Tenon’s case was that initially Ms Cawley was employed by a written 2008 Contract but that this had been replaced by a 2011 Contract. Both contracts contained restrictive covenants, but those contained in the 2011 Contract were more onerous. Ms Cawley’s position was that she had signed neither of her contracts of employment, on the basis that she did not agree to the restrictive covenant clauses in either contract.

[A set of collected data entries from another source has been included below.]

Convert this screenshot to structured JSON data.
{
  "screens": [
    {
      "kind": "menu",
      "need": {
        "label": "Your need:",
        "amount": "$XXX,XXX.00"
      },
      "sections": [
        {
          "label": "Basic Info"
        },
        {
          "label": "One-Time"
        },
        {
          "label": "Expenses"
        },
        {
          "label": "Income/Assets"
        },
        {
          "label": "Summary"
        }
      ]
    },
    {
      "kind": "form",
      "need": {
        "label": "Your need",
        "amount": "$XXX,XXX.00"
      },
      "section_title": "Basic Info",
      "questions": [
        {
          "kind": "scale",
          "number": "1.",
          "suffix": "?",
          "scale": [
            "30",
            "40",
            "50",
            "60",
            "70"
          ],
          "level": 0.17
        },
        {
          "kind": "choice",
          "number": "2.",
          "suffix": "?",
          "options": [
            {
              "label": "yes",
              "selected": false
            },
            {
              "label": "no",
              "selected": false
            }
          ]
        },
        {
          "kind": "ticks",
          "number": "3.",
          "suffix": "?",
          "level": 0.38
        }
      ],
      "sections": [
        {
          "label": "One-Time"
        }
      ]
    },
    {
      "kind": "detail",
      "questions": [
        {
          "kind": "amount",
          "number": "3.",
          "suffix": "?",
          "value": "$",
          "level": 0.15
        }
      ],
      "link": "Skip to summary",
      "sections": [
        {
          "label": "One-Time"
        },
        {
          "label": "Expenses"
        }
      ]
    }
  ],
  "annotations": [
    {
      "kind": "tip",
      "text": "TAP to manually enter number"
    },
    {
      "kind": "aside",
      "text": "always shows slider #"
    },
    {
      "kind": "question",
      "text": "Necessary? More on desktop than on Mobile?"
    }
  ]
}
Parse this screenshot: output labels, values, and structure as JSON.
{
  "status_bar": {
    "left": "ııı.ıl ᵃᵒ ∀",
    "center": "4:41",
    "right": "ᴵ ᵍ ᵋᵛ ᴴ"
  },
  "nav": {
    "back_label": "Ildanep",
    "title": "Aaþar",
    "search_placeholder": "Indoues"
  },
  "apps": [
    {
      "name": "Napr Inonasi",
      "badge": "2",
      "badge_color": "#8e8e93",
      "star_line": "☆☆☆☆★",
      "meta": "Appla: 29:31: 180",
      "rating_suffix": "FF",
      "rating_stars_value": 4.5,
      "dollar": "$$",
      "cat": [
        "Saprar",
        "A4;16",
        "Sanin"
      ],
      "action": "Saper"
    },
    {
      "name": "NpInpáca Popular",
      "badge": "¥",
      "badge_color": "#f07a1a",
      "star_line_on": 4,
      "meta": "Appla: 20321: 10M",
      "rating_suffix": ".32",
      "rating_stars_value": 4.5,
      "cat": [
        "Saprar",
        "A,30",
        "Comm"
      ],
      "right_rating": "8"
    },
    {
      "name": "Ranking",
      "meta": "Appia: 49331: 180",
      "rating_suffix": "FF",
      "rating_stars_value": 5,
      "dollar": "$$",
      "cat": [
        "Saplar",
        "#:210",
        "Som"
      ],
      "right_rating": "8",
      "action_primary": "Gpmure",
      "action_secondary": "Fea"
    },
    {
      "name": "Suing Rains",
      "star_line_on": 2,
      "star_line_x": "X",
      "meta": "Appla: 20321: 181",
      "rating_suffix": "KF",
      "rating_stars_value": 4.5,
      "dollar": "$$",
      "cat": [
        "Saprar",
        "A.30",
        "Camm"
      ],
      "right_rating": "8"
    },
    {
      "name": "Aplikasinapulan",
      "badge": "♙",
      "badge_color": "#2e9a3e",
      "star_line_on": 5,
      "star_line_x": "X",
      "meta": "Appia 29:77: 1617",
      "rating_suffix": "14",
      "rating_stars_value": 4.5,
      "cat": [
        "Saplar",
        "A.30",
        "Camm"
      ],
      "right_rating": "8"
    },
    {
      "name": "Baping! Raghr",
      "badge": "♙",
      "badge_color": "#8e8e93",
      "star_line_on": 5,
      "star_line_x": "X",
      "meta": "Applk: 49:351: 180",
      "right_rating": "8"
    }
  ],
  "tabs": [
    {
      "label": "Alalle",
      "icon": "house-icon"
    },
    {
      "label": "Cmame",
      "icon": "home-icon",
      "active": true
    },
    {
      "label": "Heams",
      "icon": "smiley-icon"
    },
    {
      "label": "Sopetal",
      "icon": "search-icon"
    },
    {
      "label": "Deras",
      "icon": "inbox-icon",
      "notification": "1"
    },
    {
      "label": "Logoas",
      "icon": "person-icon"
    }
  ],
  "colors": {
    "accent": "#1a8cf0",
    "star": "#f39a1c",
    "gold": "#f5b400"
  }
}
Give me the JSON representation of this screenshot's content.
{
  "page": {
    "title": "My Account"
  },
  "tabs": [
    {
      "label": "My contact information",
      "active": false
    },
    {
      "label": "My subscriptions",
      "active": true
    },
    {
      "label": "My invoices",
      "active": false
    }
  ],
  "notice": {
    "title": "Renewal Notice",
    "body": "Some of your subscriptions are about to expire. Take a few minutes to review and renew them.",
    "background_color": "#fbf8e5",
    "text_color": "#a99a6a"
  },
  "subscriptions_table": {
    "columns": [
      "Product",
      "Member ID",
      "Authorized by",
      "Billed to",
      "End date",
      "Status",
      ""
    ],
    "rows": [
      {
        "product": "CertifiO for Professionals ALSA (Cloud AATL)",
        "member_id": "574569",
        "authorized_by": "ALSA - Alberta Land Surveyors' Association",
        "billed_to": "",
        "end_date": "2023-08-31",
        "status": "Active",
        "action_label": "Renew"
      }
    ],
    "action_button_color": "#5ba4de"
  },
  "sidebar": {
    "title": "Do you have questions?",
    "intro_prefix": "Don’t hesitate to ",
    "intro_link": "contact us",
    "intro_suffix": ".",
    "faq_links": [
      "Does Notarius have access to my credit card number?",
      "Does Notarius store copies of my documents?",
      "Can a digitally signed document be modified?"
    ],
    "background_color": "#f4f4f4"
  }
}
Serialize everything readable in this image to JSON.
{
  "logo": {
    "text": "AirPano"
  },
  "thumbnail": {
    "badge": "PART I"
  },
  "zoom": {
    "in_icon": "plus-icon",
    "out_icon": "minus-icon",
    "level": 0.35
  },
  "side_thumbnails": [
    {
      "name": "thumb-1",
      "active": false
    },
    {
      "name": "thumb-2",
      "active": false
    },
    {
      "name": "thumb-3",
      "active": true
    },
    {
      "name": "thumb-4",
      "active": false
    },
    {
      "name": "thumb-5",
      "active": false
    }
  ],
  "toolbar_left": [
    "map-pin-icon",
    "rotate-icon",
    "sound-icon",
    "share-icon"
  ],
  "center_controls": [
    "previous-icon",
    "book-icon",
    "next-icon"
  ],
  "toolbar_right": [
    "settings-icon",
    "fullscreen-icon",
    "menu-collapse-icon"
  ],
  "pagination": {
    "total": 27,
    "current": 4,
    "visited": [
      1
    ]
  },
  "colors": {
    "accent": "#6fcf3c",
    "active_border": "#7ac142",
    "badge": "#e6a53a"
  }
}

Tenon wrote to Mrs Cawley outlining their concerns about her alleged breach of the restrictive covenants, giving her only 12 hours to respond. In any event, the “Before Action” Letter sent to her made it clear that proceedings would be commenced, regardless of any response. Tenon served its application for an injunction to enforce the restrictive covenants on Ms Cawley on the eve of her father’s funeral (known to Tenon), and at a time when (as held by the Judge) there was no apparent need to do so.

In court, Tenon was unable to produce a signed copy of the 2008 or 2011 Contract. Tenon provided a copy of yet a further unsigned contract; this one dated 2012 and also containing restrictive covenants. According to its Statement of Costs, Tenon had spent approximately £200,000 in making the application for injunctive relief.

The decision
The Judge held that Tenon’s claim failed on several fundamental issues including:

The fact that the employer could not produce a signed contract – he found that Ms Cawley’s positive evidence that she had refused to sign the Contract was not effectively countered by Tenon.

TAKE AWAY POINT:  Make sure you engage with you obtain signed contracts from all employees and if they refuse, you address with them the issues of concern. Better to have a “watered down, but mutually agreed” set of restrictive covenants than a set of strong covenants which are unsigned and not agreed!